Subjective and objective evaluation of PBL outcomes in preclinical medical students.
Problem based learning curriculum is widely recognized as a
progressive, learner-centered, active learning approach and is currently
used in the entire medical curriculum in over 10% of medical schools
worldwide. But, is there real evidence that PBL is more effective than
traditional approaches? In this report, outcomes of a PBL tutorial in 55
second year MBBS students have been evaluated by the facilitators
(subjective evaluation) and by asking the students a set of questions
based on the intended outcome of the PBL (objective evaluation) soon
after the completion of PBL tutorial. In the subjective assessment by
the facilitators, all the students scored over 80% marks. In the
objective assessment, out of 55 students, only three students scored
over 50% marks. Perusal of answers to individual questions revealed
appalling lack of knowledge of the subject. To conclude, before
introduction of PBL-based curriculum in medical schools, usefulness of
PBLs in preclinical medical education needs to be thoroughly
investigated by objective evaluation of intended outcomes.

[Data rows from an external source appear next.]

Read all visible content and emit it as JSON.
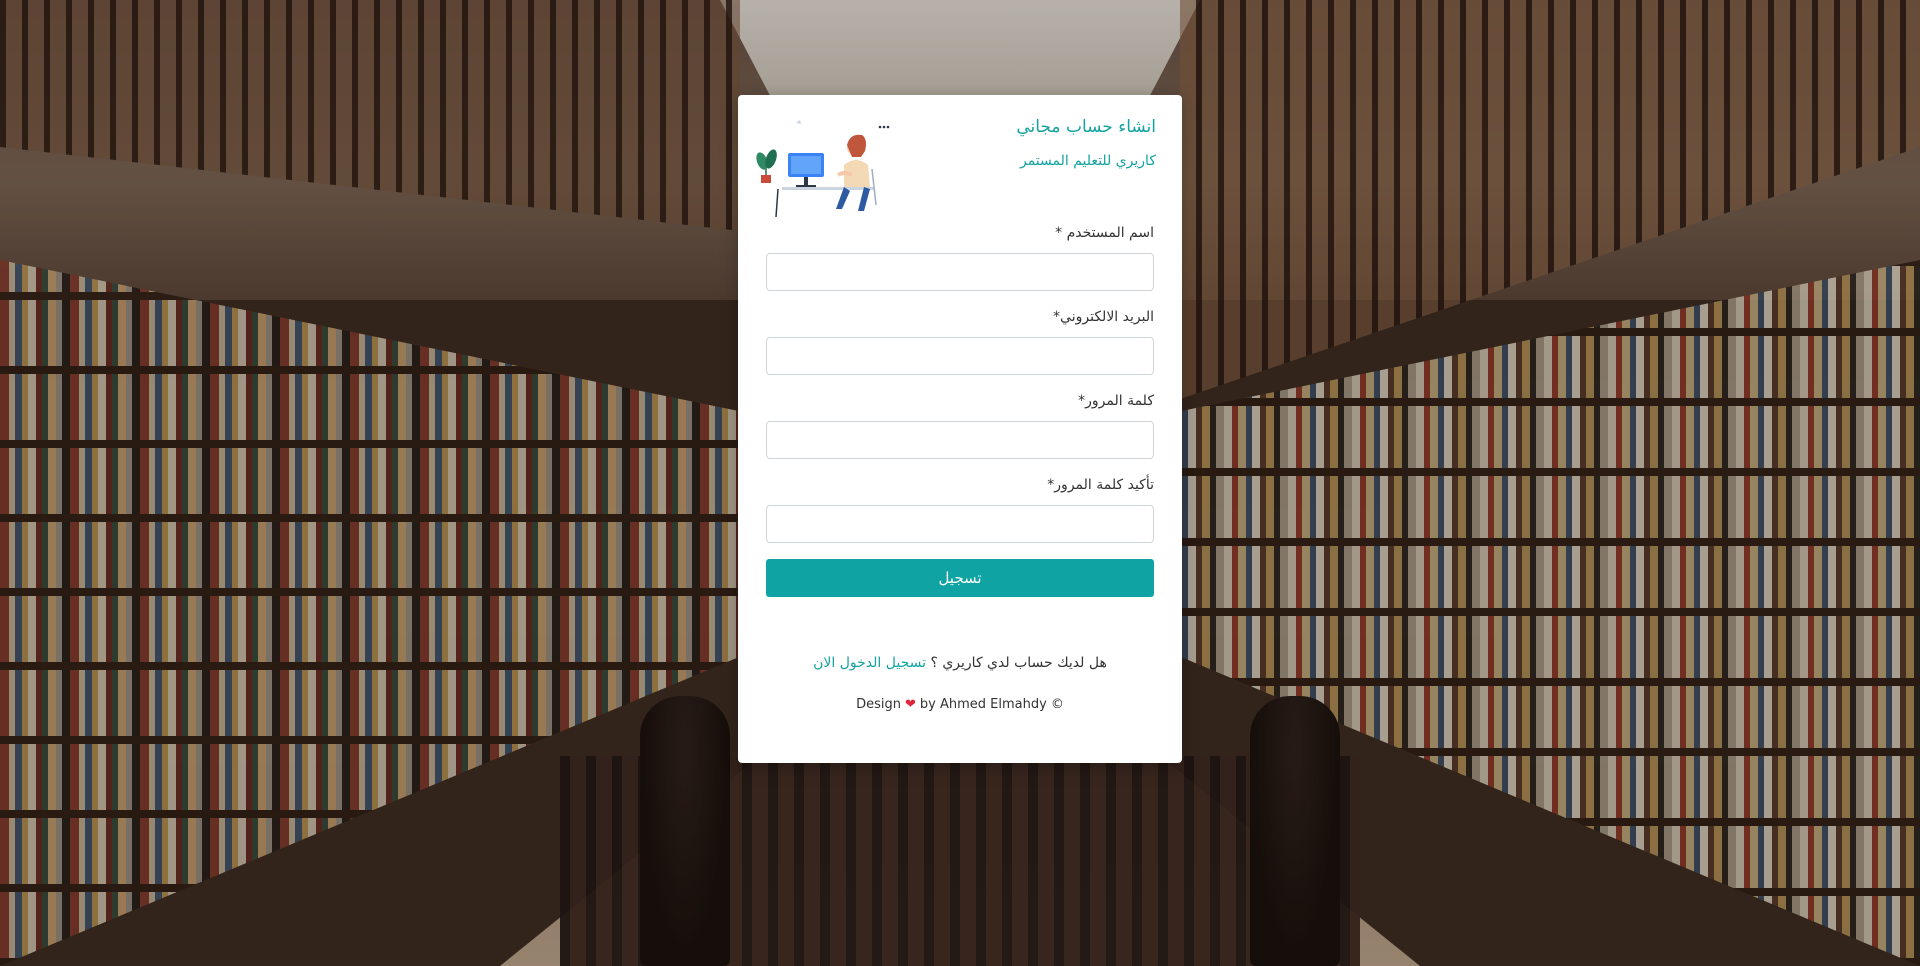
{
  "signup": {
    "title": "انشاء حساب مجاني",
    "subtitle": "كاريري للتعليم المستمر",
    "fields": [
      {
        "label": "اسم المستخدم *",
        "value": "",
        "placeholder": ""
      },
      {
        "label": "البريد الالكتروني*",
        "value": "",
        "placeholder": ""
      },
      {
        "label": "كلمة المرور*",
        "value": "",
        "placeholder": ""
      },
      {
        "label": "تأكيد كلمة المرور*",
        "value": "",
        "placeholder": ""
      }
    ],
    "submit_label": "تسجيل",
    "login_prompt": "هل لديك حساب لدي كاريري ؟",
    "login_link": "تسجيل الدخول الان"
  },
  "footer": {
    "design_text": "Design",
    "author_text": "by Ahmed Elmahdy ©"
  },
  "theme": {
    "accent": "#0fa3a3",
    "heart": "#e0253a"
  },
  "icons": {
    "heart": "heart-icon",
    "illustration": "person-at-computer-illustration"
  }
}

KEY WORDS: Medical education; Preclinical students; PBLs; Objective evaluation; Questionnaire
Medical students (Education)
|Author:||Marya, Ramesh Kumar|
|Publication:||Name: Internet Journal of Medical Update Publisher: Dr. Arun Kumar Agnihotri Audience: Academic; Professional Format: Magazine/Journal Subject: Health Copyright: COPYRIGHT 2012 Dr. Arun Kumar Agnihotri ISSN: 1694-0423|
|Issue:||Date: Jan, 2012 Source Volume: 7 Source Issue: 1|
|Topic:||Event Code: 360 Services information|
|Geographic:||Geographic Scope: Malaysia Geographic Code: 9MALA Malaysia|
Problem-based learning (PBL) in medical education uses clinical cases as the context for students to study basic and clinical sciences. Problem based learning curriculum is widely recognized as a progressive, learner-centered, active learning approach and is currently used in the entire medical curriculum in over 10% of medical schools worldwide. (1) The advantages of PBLs over didactic lectures are said to be: (i) promotes deeper learning, (ii) self-directed learning-centered, (iii) enjoyable for students and teachers, (iv) improves team working skills, (v) facilitates lifelong learning, (vi) promotes horizontal and vertical integration of curriculum and (vii) relevant for future medical practice. In many medical schools with traditional curriculum, some PBLs are also held to give a "modern touch" to the curriculum. Is there real evidence that PBL is more effective than traditional approaches? All the so-called advantages of PBLs cannot be put to objective assessment. These advantages could possibly be wishful thinking on the part of advocates of PBL system of education. (2) In this report, outcomes of a PBL tutorial has been evaluated by the facilitators (subjective evaluation) and by asking the students a set of questions based on the intended outcome of the PBL (objective evaluation) soon after the completion of PBL tutorial.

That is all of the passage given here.